I feel the phrase "more likely than not" is often seen or heard here and there, sometimes in a sentence, other times just the phrase alone like the following ones.

"More likely than not" a COVID-19 vaccine is possible, Fauci tells Senate
https://arstechnica.com/tech-policy/2020/05/fauci-adequate-response-needed-to-reduce-deaths-from-covid-19-rebound/

More Likely Than Not? This is Scientific?
https://www.econlib.org/archives/2013/12/more_likely_tha.html

I am now curious about:

  1. How likely is it for you in percentage terms? (My perception is somewhere between 51% and 55%)

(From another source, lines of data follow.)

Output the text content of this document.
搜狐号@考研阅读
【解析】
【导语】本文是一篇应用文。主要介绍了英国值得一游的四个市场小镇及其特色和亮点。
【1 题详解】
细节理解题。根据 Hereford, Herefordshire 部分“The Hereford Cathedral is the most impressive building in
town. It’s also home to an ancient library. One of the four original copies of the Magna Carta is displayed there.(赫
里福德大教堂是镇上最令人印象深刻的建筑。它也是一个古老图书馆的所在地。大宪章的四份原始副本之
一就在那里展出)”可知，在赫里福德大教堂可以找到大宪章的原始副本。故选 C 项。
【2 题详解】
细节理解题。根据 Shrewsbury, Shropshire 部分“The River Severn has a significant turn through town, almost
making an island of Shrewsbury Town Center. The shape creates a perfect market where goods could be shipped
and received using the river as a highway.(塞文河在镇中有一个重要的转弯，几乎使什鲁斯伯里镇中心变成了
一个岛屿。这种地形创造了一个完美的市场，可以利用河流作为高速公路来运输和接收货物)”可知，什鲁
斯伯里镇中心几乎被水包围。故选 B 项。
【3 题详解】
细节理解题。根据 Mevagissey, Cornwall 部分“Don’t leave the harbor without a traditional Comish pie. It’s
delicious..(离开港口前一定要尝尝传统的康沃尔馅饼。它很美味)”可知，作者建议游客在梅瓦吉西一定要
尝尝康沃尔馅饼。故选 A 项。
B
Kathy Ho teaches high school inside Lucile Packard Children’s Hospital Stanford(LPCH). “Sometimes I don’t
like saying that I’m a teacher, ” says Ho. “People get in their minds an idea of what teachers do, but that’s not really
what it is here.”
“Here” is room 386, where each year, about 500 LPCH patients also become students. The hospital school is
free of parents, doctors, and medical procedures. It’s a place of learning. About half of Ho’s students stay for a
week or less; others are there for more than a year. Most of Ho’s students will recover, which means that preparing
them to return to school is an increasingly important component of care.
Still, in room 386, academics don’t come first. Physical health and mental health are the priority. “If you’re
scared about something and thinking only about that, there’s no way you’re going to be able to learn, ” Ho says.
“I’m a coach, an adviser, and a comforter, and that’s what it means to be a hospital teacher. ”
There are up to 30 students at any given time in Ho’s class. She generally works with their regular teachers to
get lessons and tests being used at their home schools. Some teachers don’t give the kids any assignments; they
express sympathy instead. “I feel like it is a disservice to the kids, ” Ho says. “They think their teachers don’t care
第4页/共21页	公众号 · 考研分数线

  2. Is there any phrase describing exactly the opposite, which implies a probability level of around 46% to 49%, for example? Any such phrase especially in a similar word combination like "less likely than xxxxx", if any?

Best Answer

"More likely than not" logically means with a probability greater than 50%. A probability of 50% would be "as likely as not".

But the user of the phrase is not making a mathematically precise estimate of probability. They are expressing what they think is likely in an intentionally vague way, and it's misplaced precision to try to assign a number to it.

As an opposite, one could simply say "unlikely" to mean a probability of less than 50%. Or, given a proposition A, one could say "It's more likely than not that A is false."

I guess you could say "less likely than not", but I've never heard that.